Statoil will launch a drilling campaign in the Norwegian Barents Sea before the end of the year with four exploration wells in the Skrugard area, the company announced at this year’s Offshore Northern Seas (ONS) conference in Stavanger. But its Arctic ambitions go much farther, as Russell McCulley reports.
Statoil will spud the first of its planned Skrugard wells in the Barents – at Nunatak – in December and drill and complete four wells at the Nunatak, Kramsno, Skavl and Iskrystall prospects over the following six months. The Norwegian operator’s executive vice president of exploration, Tim Dodson, said at ONS that first production from Skrugard is tentatively scheduled for 2018.
The Norwegian Barents Sea is one of the Arctic’s less challenging areas because it lies in a year-round ice-free zone, he said. With the Arctic region believed to contain up to 25% of the world’s yet to be discovered hydrocarbons, ‘we believe these petroleum resources will be critical for a growing world’, he added. ‘We see great potential in the Arctic.’
The drilling program will continue with two to three wells in the Hoop prospect in summer 2013 targeting shallow reservoirs 600m below the surface, Dodson said. Hoop includes the Atlantis and Apollo fields and will mark the northernmost wells drilled in Norway.
Seadrill’s West Hercules semi will conduct drilling under a five-year contract.
Later in 2013, Statoil will return to the Hammerfest Basin to drill exploration wells at Ensis and Askepott near the existing Goliat and Snøhvit discoveries.
Statoil also plans to triple its Arctic research budget from NKr80 million in 2012 to NKr250 million next year, said Margareth Ovrum, EVP of technology, projects and drilling. Ongoing research includes the development of an Arctic drilling rig capable of dynamically positioned station-keeping at shallow water depths of 40m. ‘So far, no robust solution exists for dynamic positioning in ice,’ Ovrum noted.
Statoil used the biennial ONS conference and exhibition to set out its multi-year strategy for exploration in the Arctic, which the company says could contain 20%-25% of the word’s undiscovered conventional oil & gas reserves.
In May 2012, Statoil entered a joint venture agreement with Rosneft to team up on bidding for Arctic licences offshore Norway and to explore the Perseevesky block in the Russian Barents Sea and the Magadan 1, Lisyansky and Kashevarovsky blocks in the Sea of Okhotsk.

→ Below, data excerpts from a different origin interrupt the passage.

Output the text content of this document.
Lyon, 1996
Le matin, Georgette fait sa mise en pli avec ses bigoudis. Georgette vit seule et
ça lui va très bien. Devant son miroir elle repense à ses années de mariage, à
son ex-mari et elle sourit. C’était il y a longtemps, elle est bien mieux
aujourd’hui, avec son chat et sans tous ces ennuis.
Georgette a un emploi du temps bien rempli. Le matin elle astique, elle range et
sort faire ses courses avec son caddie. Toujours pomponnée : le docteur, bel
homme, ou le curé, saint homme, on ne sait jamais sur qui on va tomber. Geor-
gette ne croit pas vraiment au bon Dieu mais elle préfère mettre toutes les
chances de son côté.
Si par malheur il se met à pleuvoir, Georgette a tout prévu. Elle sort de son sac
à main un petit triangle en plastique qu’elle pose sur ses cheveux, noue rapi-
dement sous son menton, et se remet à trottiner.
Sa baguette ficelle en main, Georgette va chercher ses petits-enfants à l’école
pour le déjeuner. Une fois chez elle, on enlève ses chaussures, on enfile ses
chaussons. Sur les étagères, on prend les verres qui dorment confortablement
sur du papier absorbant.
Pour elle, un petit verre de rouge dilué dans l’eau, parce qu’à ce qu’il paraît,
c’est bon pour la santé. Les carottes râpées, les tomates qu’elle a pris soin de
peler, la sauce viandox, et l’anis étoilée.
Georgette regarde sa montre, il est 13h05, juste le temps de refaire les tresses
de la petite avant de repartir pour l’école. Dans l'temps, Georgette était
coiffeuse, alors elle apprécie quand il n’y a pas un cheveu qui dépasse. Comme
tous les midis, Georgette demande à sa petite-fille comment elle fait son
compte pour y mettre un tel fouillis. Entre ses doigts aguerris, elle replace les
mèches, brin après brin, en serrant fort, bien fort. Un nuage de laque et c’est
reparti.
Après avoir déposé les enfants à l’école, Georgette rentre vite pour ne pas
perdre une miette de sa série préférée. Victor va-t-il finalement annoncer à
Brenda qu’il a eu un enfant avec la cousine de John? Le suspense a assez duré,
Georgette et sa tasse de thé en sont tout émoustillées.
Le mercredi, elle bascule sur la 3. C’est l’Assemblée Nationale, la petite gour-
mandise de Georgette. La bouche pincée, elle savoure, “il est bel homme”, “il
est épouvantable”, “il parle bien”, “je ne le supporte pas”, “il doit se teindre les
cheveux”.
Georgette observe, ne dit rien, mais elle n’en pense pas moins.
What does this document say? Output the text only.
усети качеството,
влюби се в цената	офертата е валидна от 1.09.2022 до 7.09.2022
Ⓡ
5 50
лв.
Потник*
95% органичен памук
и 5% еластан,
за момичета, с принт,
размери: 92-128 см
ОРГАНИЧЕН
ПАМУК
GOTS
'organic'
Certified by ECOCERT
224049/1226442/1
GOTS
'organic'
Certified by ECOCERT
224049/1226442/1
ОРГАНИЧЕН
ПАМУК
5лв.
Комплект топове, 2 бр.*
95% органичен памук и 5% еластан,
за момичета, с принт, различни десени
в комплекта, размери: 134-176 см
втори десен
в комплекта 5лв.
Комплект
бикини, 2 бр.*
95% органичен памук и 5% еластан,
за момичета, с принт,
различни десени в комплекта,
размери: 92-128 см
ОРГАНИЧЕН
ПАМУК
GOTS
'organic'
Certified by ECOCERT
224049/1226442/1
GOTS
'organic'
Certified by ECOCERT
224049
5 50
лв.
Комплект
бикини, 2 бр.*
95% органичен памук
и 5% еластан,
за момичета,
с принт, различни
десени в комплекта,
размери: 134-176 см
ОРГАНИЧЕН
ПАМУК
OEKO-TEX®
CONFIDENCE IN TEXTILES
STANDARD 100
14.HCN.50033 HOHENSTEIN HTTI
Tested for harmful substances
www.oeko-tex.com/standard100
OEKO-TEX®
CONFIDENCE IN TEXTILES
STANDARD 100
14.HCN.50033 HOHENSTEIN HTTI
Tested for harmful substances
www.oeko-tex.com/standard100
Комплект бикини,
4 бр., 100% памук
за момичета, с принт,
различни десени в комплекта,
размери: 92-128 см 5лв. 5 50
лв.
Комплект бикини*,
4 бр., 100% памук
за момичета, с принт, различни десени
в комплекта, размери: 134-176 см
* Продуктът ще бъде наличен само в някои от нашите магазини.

Drilling in the Russian Arctic could begin in 2016, Dodson said.
Meanwhile, Statoil has secured Seadrill’s West Aquarius rig for a threewell drilling programme offshore Newfoundland, Canada to begin later this year. The wells are planned for the Harpoon and Cupid prospects in the Flemish Pass and the Federation prospect in the Jeanne d’Arc Basin. Seismic exploration is under way in Beaufort Sea licence 460 offshore western Canada, where Statoil holds 40% interest with operator Chevron holding 60%. Seismic data acquisition is also being gathered at the Shell-operated Anu and Napu prospects offshore west Greenland, in blocks 5 and 8, respectively. Statoil holds non-operating interest in the blocks, and in early 2012 acquired a 30.6% stake in the Cairn Energyoperated Pitu prospect, in block 6. Dodson said the company would make a ‘drill or drop’ decision for the Pitu block next year.
Although Ovrum stressed the need for greater co-operation among operators to overcome the considerable technological challenges of Arctic E&P, she said Statoil is working in-house on the Arctic rig concept and development of seismic data acquisition in ice conditions. According to earlier Statoil briefings, the rig will operate in a range of Arctic water depths ‘and will involve integrated operations in drifting ice’.
Statoil and researchers from the Norwegian University of Science & Technology launched a research cruise to northeast Greenland in September. The mission will test technologies in ice management, Ovrum said.
Norway will hold a Barents Sea drilling round in spring of 2013, with 72 offshore blocks on offer.